Make sure you choose DNA, and check the parameters (but use the defaults):

  1. How similar are these sequences?
  2. Over what length?
  3. How many gaps are there (percentage)?
  4. From where to where (give nucleic acid coordiates) are the hits (the aligned segments) in both sequences?
  5. Are there any areas that you think are aligned better? From where to where (give approximate nucleotide coordinates) in the two sequences?
Now we will try the same sequences in a local alignment program, Water.

Open a window at EBI by clicking here

Make sure you choose DNA. Paste in the sequences, and run using the default parameters (Open them so that you know what they are).

  1. How many hits are there? (Note, if there is more than one hit, answer the following questions separately for each one!)
  2. How similar are these sequences?
  3. Over what length?
  4. How many gaps are there (percentage)?
  5. From where to where (give nucleic acid coordiates) are the hits (the aligned segments) in both sequences?
  6. Are there any areas that you think are aligned better? From where to where (give approximate nucleotide coordinates) in the two sequences?
Now we'll look at another local alignment program, Matcher. It is slightly different, and so are its parameters (and yes, this can effect the alignment, but we are more interested in another parameter at this point.)

Open a Matcher window here

Make sure you choose DNA, and in the parameters, set alternative matches to 3.

  1. How many hits are there? (Note, if there is more than one hit, answer the following questions separately for each one!)
  2. How similar are these sequences?
  3. Over what length?
  4. How many gaps are there (percentage)?
  5. From where to where (give nucleic acid coordiates) are the hits (the aligned segments) in both sequences?
  6. Compare your answer here to the last answers of the previous two questions. Did all the programs find the same best region?
Now we'll translate the sequences, and run local alignments changing the parameters.

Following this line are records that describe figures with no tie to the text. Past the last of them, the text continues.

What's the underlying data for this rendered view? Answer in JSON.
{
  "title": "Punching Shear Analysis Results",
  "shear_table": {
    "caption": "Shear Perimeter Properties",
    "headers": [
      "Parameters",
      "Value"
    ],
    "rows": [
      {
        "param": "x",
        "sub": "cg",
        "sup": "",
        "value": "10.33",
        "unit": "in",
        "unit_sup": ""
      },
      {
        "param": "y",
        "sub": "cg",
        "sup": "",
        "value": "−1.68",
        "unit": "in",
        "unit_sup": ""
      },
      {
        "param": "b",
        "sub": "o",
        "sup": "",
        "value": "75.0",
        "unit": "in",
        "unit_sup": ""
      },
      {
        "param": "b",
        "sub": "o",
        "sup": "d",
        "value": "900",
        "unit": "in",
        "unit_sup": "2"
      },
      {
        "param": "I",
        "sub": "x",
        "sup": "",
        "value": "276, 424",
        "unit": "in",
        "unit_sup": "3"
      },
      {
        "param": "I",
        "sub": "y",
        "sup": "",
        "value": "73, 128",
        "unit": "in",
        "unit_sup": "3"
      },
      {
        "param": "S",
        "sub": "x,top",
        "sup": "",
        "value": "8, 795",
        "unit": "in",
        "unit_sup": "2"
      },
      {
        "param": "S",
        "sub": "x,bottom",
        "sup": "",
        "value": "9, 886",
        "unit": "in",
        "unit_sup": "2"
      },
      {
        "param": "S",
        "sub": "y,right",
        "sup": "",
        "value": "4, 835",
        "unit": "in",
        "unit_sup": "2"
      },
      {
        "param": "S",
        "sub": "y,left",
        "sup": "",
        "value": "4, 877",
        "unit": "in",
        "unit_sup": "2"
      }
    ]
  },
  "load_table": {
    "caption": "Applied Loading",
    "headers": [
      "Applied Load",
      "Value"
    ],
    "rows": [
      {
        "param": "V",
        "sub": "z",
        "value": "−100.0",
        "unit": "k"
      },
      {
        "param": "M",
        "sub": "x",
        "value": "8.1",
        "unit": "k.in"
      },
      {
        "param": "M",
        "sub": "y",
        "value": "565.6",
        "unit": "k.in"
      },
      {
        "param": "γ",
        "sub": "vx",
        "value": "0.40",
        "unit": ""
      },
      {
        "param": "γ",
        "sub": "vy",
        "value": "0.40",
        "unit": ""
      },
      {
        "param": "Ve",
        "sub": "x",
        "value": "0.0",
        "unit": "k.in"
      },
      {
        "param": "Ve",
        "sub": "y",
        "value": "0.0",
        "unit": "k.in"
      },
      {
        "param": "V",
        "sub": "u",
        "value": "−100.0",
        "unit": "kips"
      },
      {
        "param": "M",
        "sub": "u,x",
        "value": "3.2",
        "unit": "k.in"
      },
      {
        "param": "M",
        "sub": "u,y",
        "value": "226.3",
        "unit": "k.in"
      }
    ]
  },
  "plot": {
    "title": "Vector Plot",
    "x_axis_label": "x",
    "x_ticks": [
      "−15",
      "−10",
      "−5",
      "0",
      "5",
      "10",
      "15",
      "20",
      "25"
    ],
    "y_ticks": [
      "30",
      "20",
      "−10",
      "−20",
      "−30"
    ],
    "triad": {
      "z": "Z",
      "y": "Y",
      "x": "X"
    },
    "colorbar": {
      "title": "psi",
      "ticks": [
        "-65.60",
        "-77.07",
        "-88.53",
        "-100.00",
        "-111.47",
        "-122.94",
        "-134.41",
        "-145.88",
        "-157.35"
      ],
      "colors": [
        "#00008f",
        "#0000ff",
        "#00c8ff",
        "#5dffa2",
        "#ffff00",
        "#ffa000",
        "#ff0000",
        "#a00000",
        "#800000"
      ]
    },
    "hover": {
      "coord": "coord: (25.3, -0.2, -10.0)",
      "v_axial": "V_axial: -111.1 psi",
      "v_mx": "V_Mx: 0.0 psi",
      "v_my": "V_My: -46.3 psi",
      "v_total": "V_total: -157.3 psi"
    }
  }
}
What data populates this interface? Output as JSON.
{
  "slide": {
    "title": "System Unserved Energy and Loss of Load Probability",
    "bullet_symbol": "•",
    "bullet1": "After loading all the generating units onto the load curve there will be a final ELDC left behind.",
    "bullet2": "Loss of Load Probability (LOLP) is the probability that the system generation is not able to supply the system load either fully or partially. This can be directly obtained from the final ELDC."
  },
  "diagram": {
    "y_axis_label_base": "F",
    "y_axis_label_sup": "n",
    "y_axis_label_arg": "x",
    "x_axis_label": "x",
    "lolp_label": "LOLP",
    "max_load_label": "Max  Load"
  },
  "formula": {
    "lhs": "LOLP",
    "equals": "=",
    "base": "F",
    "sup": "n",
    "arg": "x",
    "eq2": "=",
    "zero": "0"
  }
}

We'll translate the sequences using Expasy translate, with the new interface, here. Open two windows (so you can get the sequences again if you need them). Paste in the sequences and hit the "TRANSLATE!" button.

  1. For each sequence, which frame is the proper protein in? How long are the proteins?
Click on the Methionine of the correct reading frame and it will open in a new panel in fasta format. Take these sequences and go back to the Water program. Now we'll start to play with the parameters. (You may want to run these in separate windows so you can compare).

We'll start by using the default parameters. Make sure the program is set on protein.

    The standard questions...
  1. How identical are these sequences?
  2. How similar are they?
  3. How long is the alignment?
  4. Describe the alignment. Is this similar or different from the DNA alignment of Water with the default parameters?
Raise the Gap opening penalty to 20, and the gap extension penalty to 1.
  1. How did the alignment change from the previous run? (Use your previous answers as guidelines)
  2. Why?
Now we'll raise it a bit more, Gap opening to 50 and gap extension to 5.
  1. How did the alignment change from the two previous runs? (Use your previous answers as guidelines)
  2. Why?
Now lower the penalties. Change the gap opening penalty to 1, and the gap extension penalty to 0.1.
  1. How does the alignment change now? (Use your previous answers as guidelines)
  2. Why?
Now we'll compare the various aligments, DNA and protein and the various programs:
  1. In your opinion, are these proteins related? (Yes or No isn't enough, explain!)
  2. Explain the advantages and disadvantages of a global vs. a local search? DNA vs. protein?